Affirmé dogmatiquement par un empirisme qui s’enferre dans sa constatation, un fait s’inféode à des types de compréhension sans rapport avec la science actuelle. D’où des erreurs que la cité scientifique n’a pas de peine à juger. Qui a compris, par exemple, la théorie scientifique du point de rosée a conscience d’apporter une preuve définitive qui clôt l’ancienne controverse. La technique d’un hygromètre comme ceux de Daniell ou de Regnault - pour ne citer que des appareils connus au milieu du XIXe - donne une garantie d’objectivité moins facile à obtenir d’une simple observation “naturelle”. Une fois qu’on a reçu cette leçon d’objectivité, on ne peut guère commettre l’erreur d’un Renan qui croit pouvoir rectifier le sens commun en ces termes: «Le vulgaire aussi se figure que la rosée tombe du ciel et croit à peine le savant qui l’assure qu’elle sort des plantes.» Les deux affirmations sont également fausses; elles portent toutes deux la marque d’un empirisme sans organisation de lois. Si la rosée tombait du ciel ou si elle sortait des plantes, elle ne susciterait qu’une bien courte problématique. Le phénomène de la rosée est rationalisé par la loi fondamentale de l’hygrométrie liant la tension de vapeur à la température. Appuyé sur la rationalité d’une telle loi on peut, sans contestation possible, résoudre le problème de la rosée.

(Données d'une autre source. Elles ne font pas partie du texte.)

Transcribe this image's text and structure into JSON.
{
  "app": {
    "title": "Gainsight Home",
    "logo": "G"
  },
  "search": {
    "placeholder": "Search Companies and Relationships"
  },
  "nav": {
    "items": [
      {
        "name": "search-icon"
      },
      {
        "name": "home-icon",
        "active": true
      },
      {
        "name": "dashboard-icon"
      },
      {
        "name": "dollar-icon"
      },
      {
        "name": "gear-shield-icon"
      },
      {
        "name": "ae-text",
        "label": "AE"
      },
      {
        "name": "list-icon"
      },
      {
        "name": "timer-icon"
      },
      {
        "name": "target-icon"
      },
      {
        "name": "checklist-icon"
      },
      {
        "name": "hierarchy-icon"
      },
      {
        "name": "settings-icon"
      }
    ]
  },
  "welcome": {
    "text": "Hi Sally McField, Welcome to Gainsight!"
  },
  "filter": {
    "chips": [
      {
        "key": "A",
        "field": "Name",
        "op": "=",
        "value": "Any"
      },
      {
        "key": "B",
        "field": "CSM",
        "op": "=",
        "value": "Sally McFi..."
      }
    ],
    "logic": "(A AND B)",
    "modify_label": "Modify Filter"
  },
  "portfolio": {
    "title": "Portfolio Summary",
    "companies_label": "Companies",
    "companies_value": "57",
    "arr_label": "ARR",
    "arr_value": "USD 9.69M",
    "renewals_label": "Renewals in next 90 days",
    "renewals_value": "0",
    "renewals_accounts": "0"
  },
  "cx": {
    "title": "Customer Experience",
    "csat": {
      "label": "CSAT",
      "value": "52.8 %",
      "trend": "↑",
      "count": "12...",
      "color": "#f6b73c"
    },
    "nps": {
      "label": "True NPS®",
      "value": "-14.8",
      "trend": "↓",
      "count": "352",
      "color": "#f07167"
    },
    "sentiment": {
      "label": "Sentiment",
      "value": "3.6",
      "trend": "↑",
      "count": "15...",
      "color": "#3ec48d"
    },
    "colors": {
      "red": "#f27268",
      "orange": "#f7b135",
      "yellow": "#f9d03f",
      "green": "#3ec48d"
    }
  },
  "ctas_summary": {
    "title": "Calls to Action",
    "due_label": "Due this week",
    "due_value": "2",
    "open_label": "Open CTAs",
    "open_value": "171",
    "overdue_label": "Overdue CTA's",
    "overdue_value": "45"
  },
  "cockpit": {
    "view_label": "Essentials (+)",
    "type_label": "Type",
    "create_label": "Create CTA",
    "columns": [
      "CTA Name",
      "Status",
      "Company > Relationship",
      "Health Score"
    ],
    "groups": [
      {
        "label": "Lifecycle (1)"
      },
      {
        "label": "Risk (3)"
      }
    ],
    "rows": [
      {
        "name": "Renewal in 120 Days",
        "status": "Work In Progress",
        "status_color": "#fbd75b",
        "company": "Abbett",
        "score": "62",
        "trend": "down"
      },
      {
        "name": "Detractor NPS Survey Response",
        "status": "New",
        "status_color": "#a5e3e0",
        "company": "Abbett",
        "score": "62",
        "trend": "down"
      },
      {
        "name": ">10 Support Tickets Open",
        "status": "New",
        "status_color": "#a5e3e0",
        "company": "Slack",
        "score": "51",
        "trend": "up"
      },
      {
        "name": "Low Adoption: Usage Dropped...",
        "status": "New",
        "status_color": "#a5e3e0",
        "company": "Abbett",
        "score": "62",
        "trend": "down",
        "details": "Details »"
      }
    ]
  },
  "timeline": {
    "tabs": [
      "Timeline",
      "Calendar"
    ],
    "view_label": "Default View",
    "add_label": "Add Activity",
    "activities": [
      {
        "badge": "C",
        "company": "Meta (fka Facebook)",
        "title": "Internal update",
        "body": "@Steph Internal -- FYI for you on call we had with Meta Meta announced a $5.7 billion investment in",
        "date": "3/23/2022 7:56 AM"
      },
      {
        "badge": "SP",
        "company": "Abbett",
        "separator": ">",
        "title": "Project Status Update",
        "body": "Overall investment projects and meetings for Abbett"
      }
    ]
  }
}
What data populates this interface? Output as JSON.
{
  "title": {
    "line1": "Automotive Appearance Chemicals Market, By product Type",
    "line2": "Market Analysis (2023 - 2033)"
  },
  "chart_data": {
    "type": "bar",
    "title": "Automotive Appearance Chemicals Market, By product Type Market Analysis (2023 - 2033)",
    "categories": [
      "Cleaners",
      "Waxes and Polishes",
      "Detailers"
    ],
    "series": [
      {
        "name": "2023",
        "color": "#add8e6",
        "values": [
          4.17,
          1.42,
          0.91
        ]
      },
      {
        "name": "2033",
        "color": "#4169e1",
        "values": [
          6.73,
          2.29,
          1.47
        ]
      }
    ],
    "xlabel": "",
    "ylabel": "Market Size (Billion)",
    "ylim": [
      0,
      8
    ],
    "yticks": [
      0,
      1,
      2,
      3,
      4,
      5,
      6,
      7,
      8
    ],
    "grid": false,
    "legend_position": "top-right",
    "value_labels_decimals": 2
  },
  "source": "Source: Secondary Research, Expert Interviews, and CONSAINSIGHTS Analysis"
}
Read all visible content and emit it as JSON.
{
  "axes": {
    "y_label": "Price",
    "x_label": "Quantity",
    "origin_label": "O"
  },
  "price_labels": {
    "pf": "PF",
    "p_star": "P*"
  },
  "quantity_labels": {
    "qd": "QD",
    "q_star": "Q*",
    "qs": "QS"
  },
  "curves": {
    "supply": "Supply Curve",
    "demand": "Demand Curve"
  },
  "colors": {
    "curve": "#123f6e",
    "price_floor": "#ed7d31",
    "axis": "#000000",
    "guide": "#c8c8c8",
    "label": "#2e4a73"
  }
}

(…) Ainsi les faits s’enchaînent d’autant plus solidement qu’ils sont impliqués dans un réseau de raisons. C’est par l’enchaînement conçu rationnellement que les faits hétéroclites reçoivent leur statut de faits scientifiques. Que la Terre tourne, c’est là une idée avant d’être un fait. Ce fait n’a primitivement aucun trait empirique. Il faut le mettre à sa place dans un domaine rationnel d’idées pour oser l’affirmer. Il faut le comprendre pour l’appréhender. Si Foucault cherche, avec le pendule du Panthéon, une preuve terrestre de ce fait astronomique c’est parce qu’un long préambule de pensées scientifiques lui a donné l’idée de cette expérience. Et quand Poincaré dit que sur une terre couverte de nuages cachant les étoiles, les hommes auraient pu découvrir la rotation de la Terre par l’expérience de Foucault, il ne fait que donner un exemple de rationalisme récurrent répondant à la formule: on aurait pu, on aurait dû prévoir, ce qui revient à définir la pensée rationnelle comme une prescience.